Так прошла целая минута; затем один из дикарей или, лучше сказать, человек, выдававший себя за дикаря, сделал несколько шагов вперед и, поклонившись почтительно графу, сказал ему на правильном французском языке.
— Сдавайтесь, капитан! Вам не будет сделано ничего дурного. Вы, надеюсь, и сами видите, что всякое сопротивление бесполезно.
— Человек с сердцем всегда господин своей жизни! Я не сдамся презренным бандитам, — презрительно отвечал граф.
— Нам приказано вас взять живым, и мы возьмем!
— Попробуйте! — И, повернувшись к Золотой Ветви, крикнул ему: — Марш! Спасайся!
— Ба! — смеясь, отвечал солдат, — умрем вместе, господин капитан; я предпочитаю лучше умереть, чем спасаться, как кролик!
— Уходи, говорю я тебе!.. Я, наконец, приказываю!.. Кто отомстит за меня, если я умру? Кто освободит меня, если меня возьмут в плен? Ступай!
— Это верно! До свидания, господин капитан! Я бегу, но только повинуясь вашему приказанию.
— Схватите этого человека! — крикнул начальник нападающих, указывая на гренадера.
— Да что вы! — возразил последний, все так же посмеиваясь, — схватить Золотую Ветвь! Парижанина! Ну, господа, дикари, этого вам не удастся ни в коем случае! До скорого свидания, господин капитан!
С этими словами храбрый солдат ринулся на ближайших к нему индейцев; выстрелил почти в упор, затем, схватив ружье за дуло, он стал вертеть им вокруг головы, пробился сквозь неприятельские ряды и исчез с криком торжества. Крик этот известил капитана о том, что солдат спасен.
Некоторые из индейцев хотели было броситься за ним в погоню, но начальник отозвал их.
— Вы не сумели захватить этого человека, когда он был почти что в ваших руках, — сказал он, — пусть же он теперь идет спокойно. Нам нечего его бояться, а поймаем мы его или нет, это не имеет особого значения!

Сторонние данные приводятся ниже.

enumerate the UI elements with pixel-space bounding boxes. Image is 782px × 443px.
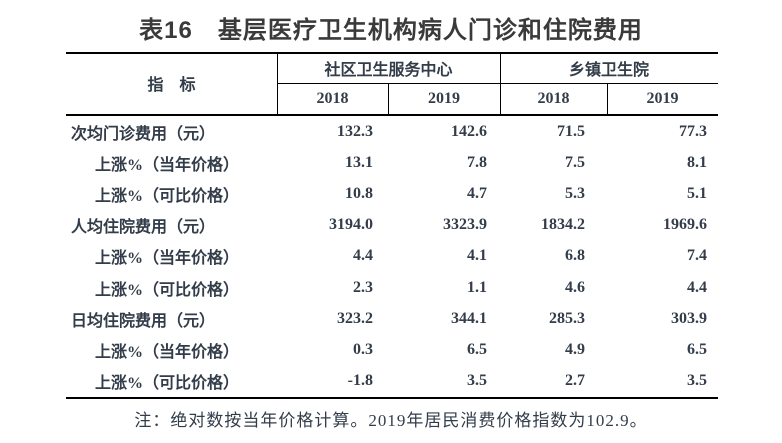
stats-table: 指 标 社区卫生服务中心 乡镇卫生院 2018 2019 2018 2019 次… bbox=[66, 52, 718, 400]
value-cell: 3323.9 bbox=[443, 216, 487, 234]
year-divider-township bbox=[607, 83, 608, 114]
value-cell: 0.3 bbox=[353, 340, 373, 358]
value-cell: 6.5 bbox=[467, 340, 487, 358]
header-group-community: 社区卫生服务中心 bbox=[324, 61, 453, 79]
value-cell: 5.3 bbox=[565, 184, 585, 202]
table-row: 上涨%（当年价格） 13.1 7.8 7.5 8.1 bbox=[66, 147, 718, 178]
value-cell: 4.4 bbox=[687, 278, 707, 296]
value-cell: 6.5 bbox=[687, 340, 707, 358]
value-cell: 7.5 bbox=[565, 153, 585, 171]
value-cell: 77.3 bbox=[679, 122, 707, 140]
value-cell: 4.6 bbox=[565, 278, 585, 296]
value-cell: 303.9 bbox=[671, 309, 707, 327]
table-row: 上涨%（可比价格） 2.3 1.1 4.6 4.4 bbox=[66, 272, 718, 303]
header-group-divider bbox=[277, 83, 718, 84]
value-cell: 2.7 bbox=[565, 372, 585, 390]
table-note: 注：绝对数按当年价格计算。2019年居民消费价格指数为102.9。 bbox=[134, 411, 648, 430]
header-year: 2018 bbox=[537, 89, 570, 107]
value-cell: 4.7 bbox=[467, 184, 487, 202]
header-bottom-border bbox=[66, 114, 718, 116]
indicator-label: 上涨%（当年价格） bbox=[95, 250, 240, 268]
indicator-label: 上涨%（当年价格） bbox=[95, 156, 240, 174]
value-cell: 323.2 bbox=[337, 309, 373, 327]
table-title: 表16 基层医疗卫生机构病人门诊和住院费用 bbox=[139, 17, 643, 44]
value-cell: 142.6 bbox=[451, 122, 487, 140]
value-cell: 3.5 bbox=[467, 372, 487, 390]
value-cell: 2.3 bbox=[353, 278, 373, 296]
value-cell: 132.3 bbox=[337, 122, 373, 140]
table-row: 上涨%（可比价格） -1.8 3.5 2.7 3.5 bbox=[66, 366, 718, 397]
header-year: 2018 bbox=[316, 89, 349, 107]
indicator-label: 上涨%（可比价格） bbox=[95, 187, 240, 205]
value-cell: 6.8 bbox=[565, 247, 585, 265]
value-cell: 4.4 bbox=[353, 247, 373, 265]
indicator-label: 人均住院费用（元） bbox=[71, 219, 216, 237]
value-cell: 3.5 bbox=[687, 372, 707, 390]
table-border-bottom bbox=[66, 397, 718, 399]
header-indicator: 指 标 bbox=[147, 77, 196, 94]
indicator-label: 上涨%（可比价格） bbox=[95, 375, 240, 393]
header-year: 2019 bbox=[428, 89, 460, 107]
year-divider-community bbox=[388, 83, 389, 114]
value-cell: 8.1 bbox=[687, 153, 707, 171]
value-cell: 1.1 bbox=[467, 278, 487, 296]
value-cell: 7.8 bbox=[467, 153, 487, 171]
value-cell: 3194.0 bbox=[329, 216, 373, 234]
header-group-township: 乡镇卫生院 bbox=[568, 61, 649, 79]
table-row: 上涨%（当年价格） 0.3 6.5 4.9 6.5 bbox=[66, 334, 718, 365]
value-cell: 7.4 bbox=[687, 247, 707, 265]
value-cell: 71.5 bbox=[557, 122, 585, 140]
indicator-label: 上涨%（当年价格） bbox=[95, 343, 240, 361]
table-row: 次均门诊费用（元） 132.3 142.6 71.5 77.3 bbox=[66, 116, 718, 147]
value-cell: 1969.6 bbox=[663, 216, 707, 234]
value-cell: 10.8 bbox=[345, 184, 373, 202]
indicator-label: 上涨%（可比价格） bbox=[95, 281, 240, 299]
value-cell: 4.1 bbox=[467, 247, 487, 265]
table-row: 上涨%（当年价格） 4.4 4.1 6.8 7.4 bbox=[66, 241, 718, 272]
indicator-label: 次均门诊费用（元） bbox=[71, 125, 216, 143]
table-rows: 次均门诊费用（元） 132.3 142.6 71.5 77.3 上涨%（当年价格） 13.1… bbox=[66, 116, 718, 397]
indicator-column-divider bbox=[277, 52, 278, 114]
value-cell: 1834.2 bbox=[541, 216, 585, 234]
table-row: 人均住院费用（元） 3194.0 3323.9 1834.2 1969.6 bbox=[66, 210, 718, 241]
indicator-label: 日均住院费用（元） bbox=[71, 312, 216, 330]
value-cell: 4.9 bbox=[565, 340, 585, 358]
value-cell: 344.1 bbox=[451, 309, 487, 327]
group-column-divider bbox=[500, 52, 501, 114]
value-cell: 5.1 bbox=[687, 184, 707, 202]
value-cell: 13.1 bbox=[345, 153, 373, 171]
header-year: 2019 bbox=[646, 89, 679, 107]
table-row: 日均住院费用（元） 323.2 344.1 285.3 303.9 bbox=[66, 303, 718, 334]
table-border-top bbox=[66, 52, 718, 54]
value-cell: 285.3 bbox=[549, 309, 585, 327]
table-row: 上涨%（可比价格） 10.8 4.7 5.3 5.1 bbox=[66, 178, 718, 209]
value-cell: -1.8 bbox=[347, 372, 373, 390]
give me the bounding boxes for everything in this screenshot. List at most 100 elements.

Капитан присутствовал при этой сцене, не делая ни малейшего движения, и стоял, положив палец на курок своего ружья.
— Капитан, — продолжал начальник, — в последний раз говорю вам, сдавайтесь! Жизнь ваша в безопасности, сдавайтесь!
— Нет! — возразил граф и прицелился начальнику прямо в сердце.
— Берегитесь! — настойчиво проговорил начальник.
— Сами вы берегитесь! Я держу вас на мушке этого ружья. Кто осмелится напасть на меня?
— Это ваше последнее слово?
— Да.
— Ну, хорошо, пусть будет по-вашему, раз вы этого хотите, — и сделав знак рукою, проговорил: — начинайте!
Едва эти слова были произнесены, как капитан получил такой сильный удар, что ружье выскользнуло у него из рук и сам он повалился на землю.
Из самой средины листвы того дерева, к которому он стоял, прислонившись спиной, на него прыгнули два человека и повалили его. Прежде чем он мог отдать себе отчет в том, что случилось, он уже был закатан в одеяло и связан так крепко, что не мог даже пошевельнуться.
— Подлые трусы! — крикнул граф с презрением, — подлые трусы и предатели!
— Вы сами, капитан, заставили нас действовать таким образом; впрочем, эта хитрость хорошего тона, вам нечего жаловаться. Мы избегаем кровопролития и исполняем возложенное на нас поручение… теперь вы наш пленник.
Граф не удостоил ответом этих слов, произнесенных с насмешкой, удваивавшей его гнев.
Начальник продолжал:
— Дайте мне честное слово, что вы не станете пытаться бежать, не станете делать попыток к какому-либо насилию, что вы позволите завязать вам глаза, когда этого потребуют обстоятельства, и я сейчас же прикажу развязать вам руки.